Thursday, April 10, 2014
From a social worker who works with pediatric and pregnant HIV+ clients #saveryanwhitepartd #nyhaad
As a social worker who serves pediatric and pregnant HIV positive clients, I am concerned to think that the targeted prevention, treatment, and retention efforts that RW Part D makes possible is in jeopardy. Admittedly, we have come a LONG way since the ‘dark days’ of the outbreak; back then, we could scarcely imagine that a pregnant positive woman who is treatment adherent could be almost 100% assured of having a negative infant, with perinatal transmission rates nationally at less than 1-2%. It would also have been a stretch to imagine the strides in HIV treatment, such that today’s HAART meds give clients their lives and health back, with medication adherence and unobtrusive regimens.
Because of these advances, the U.S. is seeing fewer positive children, a joy to report (as my colleagues and I love to say, we can only hope that we will be out of a job some day). These children are ‘ageing out’ of our care and transitioning to Adult ID care. On the flip side, the U.S. is seeing a precipitous rise in newly diagnosed MSMs and teens.

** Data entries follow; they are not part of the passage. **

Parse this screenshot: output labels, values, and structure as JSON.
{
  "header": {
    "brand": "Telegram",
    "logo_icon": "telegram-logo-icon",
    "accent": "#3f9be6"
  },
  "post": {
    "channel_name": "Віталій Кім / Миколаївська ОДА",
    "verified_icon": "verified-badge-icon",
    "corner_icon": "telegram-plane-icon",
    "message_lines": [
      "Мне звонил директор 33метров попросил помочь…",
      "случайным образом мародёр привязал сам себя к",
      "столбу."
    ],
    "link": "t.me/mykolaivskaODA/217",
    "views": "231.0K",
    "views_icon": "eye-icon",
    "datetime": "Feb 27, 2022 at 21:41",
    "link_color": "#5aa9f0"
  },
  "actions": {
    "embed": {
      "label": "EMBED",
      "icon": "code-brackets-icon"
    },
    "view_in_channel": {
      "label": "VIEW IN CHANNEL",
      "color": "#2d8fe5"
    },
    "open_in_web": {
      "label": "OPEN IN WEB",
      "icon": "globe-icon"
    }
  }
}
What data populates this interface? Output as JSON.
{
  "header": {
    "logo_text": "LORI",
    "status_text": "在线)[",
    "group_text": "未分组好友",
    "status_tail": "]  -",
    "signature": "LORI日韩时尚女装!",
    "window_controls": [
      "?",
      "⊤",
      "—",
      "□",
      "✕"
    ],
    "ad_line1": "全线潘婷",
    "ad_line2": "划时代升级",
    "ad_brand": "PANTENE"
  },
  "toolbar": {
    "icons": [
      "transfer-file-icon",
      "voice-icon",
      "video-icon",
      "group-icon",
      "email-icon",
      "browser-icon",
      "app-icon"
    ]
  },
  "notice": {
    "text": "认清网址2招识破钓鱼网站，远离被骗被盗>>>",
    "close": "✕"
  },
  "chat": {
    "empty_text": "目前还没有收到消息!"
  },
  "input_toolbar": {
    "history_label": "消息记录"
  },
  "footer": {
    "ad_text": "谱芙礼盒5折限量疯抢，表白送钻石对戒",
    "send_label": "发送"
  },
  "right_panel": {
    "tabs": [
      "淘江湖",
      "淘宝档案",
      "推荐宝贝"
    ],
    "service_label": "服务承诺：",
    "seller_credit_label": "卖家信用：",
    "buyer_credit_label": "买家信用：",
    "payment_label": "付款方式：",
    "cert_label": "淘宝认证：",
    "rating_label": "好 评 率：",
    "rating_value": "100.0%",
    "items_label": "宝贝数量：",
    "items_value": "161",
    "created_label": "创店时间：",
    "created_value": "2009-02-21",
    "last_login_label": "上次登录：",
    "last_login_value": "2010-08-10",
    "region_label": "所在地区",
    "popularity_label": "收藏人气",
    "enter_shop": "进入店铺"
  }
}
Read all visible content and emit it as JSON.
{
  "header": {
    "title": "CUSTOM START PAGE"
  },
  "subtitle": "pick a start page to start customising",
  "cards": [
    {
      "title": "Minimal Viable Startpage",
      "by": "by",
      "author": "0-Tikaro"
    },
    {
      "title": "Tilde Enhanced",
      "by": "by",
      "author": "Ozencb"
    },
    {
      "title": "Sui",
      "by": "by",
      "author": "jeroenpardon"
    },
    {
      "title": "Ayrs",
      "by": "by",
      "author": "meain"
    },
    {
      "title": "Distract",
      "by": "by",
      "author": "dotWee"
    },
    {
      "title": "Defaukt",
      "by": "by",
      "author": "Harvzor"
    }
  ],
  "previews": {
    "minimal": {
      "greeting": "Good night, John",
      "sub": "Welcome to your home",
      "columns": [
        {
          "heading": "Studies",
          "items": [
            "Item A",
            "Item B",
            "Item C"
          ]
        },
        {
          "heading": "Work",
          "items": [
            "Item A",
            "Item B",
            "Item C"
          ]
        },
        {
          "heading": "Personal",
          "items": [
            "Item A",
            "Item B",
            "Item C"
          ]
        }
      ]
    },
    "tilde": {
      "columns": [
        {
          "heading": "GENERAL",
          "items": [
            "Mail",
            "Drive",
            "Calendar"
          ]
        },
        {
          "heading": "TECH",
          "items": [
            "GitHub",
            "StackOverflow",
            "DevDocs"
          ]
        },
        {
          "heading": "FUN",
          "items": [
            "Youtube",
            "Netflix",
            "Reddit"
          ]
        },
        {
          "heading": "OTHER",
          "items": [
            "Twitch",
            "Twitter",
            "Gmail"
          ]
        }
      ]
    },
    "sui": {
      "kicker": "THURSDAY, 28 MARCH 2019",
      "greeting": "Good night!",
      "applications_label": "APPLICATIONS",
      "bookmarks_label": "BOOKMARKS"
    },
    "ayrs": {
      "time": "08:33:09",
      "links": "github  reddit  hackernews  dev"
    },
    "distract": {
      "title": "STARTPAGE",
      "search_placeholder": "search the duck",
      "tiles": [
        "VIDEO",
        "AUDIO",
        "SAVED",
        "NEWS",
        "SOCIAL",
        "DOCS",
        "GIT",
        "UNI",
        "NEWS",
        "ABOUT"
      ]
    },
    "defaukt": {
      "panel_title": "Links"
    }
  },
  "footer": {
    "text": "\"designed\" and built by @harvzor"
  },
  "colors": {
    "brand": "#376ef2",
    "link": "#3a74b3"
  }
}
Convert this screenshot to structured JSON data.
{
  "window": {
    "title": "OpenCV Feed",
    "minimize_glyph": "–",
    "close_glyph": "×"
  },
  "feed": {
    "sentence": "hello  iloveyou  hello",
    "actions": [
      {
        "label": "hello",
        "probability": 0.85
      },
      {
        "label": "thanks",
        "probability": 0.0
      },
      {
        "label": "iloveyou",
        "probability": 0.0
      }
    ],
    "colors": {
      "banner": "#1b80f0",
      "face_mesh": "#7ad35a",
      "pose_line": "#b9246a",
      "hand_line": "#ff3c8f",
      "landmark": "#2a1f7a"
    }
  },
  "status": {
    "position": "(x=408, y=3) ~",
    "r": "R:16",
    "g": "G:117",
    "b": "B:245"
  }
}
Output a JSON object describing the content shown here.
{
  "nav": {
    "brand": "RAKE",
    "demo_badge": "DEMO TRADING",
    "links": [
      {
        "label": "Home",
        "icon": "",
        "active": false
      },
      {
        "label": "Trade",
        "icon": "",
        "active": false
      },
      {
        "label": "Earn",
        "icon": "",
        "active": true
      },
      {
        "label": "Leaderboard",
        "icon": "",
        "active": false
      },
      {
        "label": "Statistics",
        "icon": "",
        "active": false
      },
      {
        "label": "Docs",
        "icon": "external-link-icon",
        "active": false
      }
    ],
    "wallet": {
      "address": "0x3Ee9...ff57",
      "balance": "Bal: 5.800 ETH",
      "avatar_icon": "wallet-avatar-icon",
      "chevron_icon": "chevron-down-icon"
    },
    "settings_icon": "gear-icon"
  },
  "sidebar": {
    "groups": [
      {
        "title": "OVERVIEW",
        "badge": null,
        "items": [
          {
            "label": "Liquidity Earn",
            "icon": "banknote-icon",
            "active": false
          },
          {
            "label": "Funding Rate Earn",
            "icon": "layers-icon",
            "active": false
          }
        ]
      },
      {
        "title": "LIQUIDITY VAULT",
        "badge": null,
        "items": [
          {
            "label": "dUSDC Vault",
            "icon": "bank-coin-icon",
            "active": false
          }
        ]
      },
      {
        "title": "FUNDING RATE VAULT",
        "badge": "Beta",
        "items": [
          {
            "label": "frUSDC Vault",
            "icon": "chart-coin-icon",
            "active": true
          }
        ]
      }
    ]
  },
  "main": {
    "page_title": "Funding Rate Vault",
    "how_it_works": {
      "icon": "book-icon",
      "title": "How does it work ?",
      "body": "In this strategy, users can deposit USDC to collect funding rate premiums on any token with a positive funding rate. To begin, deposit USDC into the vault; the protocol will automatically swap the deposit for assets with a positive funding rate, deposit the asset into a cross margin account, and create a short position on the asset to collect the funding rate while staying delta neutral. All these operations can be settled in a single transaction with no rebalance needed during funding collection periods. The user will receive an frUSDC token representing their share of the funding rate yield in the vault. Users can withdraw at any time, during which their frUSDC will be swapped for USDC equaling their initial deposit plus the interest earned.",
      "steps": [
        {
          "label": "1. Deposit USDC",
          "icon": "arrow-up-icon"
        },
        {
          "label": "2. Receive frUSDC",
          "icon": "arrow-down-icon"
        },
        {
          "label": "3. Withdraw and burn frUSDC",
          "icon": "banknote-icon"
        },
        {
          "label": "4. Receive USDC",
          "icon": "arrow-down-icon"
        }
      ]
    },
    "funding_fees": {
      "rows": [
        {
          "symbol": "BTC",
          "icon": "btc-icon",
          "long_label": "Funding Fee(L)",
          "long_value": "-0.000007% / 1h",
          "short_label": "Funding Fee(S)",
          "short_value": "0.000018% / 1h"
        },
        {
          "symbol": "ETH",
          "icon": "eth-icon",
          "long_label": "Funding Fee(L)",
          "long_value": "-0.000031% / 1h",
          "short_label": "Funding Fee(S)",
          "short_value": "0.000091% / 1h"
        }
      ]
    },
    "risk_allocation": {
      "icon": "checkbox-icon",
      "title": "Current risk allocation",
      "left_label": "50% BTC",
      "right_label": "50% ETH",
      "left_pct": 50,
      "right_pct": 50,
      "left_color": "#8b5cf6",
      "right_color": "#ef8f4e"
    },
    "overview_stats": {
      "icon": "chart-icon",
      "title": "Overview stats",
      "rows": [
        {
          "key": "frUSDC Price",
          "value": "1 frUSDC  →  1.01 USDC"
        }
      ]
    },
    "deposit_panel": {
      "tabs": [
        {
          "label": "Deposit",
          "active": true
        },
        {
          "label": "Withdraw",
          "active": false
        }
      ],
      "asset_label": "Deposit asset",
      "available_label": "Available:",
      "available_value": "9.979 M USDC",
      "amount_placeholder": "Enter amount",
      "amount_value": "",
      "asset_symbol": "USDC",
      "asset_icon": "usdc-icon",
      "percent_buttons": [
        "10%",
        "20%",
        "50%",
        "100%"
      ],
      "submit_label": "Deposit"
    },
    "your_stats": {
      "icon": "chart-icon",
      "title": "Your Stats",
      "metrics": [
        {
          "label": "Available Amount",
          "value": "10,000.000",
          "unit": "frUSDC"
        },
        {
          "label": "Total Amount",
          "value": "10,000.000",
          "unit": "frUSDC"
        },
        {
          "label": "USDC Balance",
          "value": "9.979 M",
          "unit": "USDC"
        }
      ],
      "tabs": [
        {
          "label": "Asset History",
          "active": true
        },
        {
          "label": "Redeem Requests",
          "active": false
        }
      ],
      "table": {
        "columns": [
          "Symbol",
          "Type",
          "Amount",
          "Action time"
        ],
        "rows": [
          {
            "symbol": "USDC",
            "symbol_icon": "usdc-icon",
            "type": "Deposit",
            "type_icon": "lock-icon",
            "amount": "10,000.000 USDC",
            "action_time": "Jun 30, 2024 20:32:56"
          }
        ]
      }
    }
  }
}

Yes, there has been amazing progress. However, until HIV is eradicated, I believe that to ease up on our efforts, despite our successes, portends resurgence.
Much of what I do day-to-day can be called ‘relationship-building’—care coordination, outreach, personal communication, resource referral, follow-up; and medication, safer sex, and sexual health counseling. Such ‘soft’ interventions can be challenging to quantify, if not justify. Yet, evidence-based research is bearing out the critical importance of ‘relationship’ in positive patient outcomes. As an example of what Part D funding allows me to do, and how relationship-building comes into play: I am sanctioned to meet monthly with an interdisciplinary team comprised of university, medical center, community, and regional providers, for the purpose of reviewing, case by case, pregnant women who have entered our care, as well as women who have delivered. We have found this ‘touching base’ to be indispensable in catching and addressing issues before they become problems. Prior to delivery, I meet with the mother-to-be and introduce her to our “Exposed Newborn Protocol,” per federal guidelines; this describes the care her infant will receive for 4 months post-partum, namely, 3 clinic visits that include HIV testing (to establish a definitive diagnosis), an exam and consult by our Drs., and a medical case management visit from me that addresses the mother as well. Part D pays for these services.
In disclosure, RW Part D covers 25% of my salary; RW Part B covers 75%.
Mr. President, thank you for your consideration of conserving this baseline safety net for countless HIV positive women and their infants.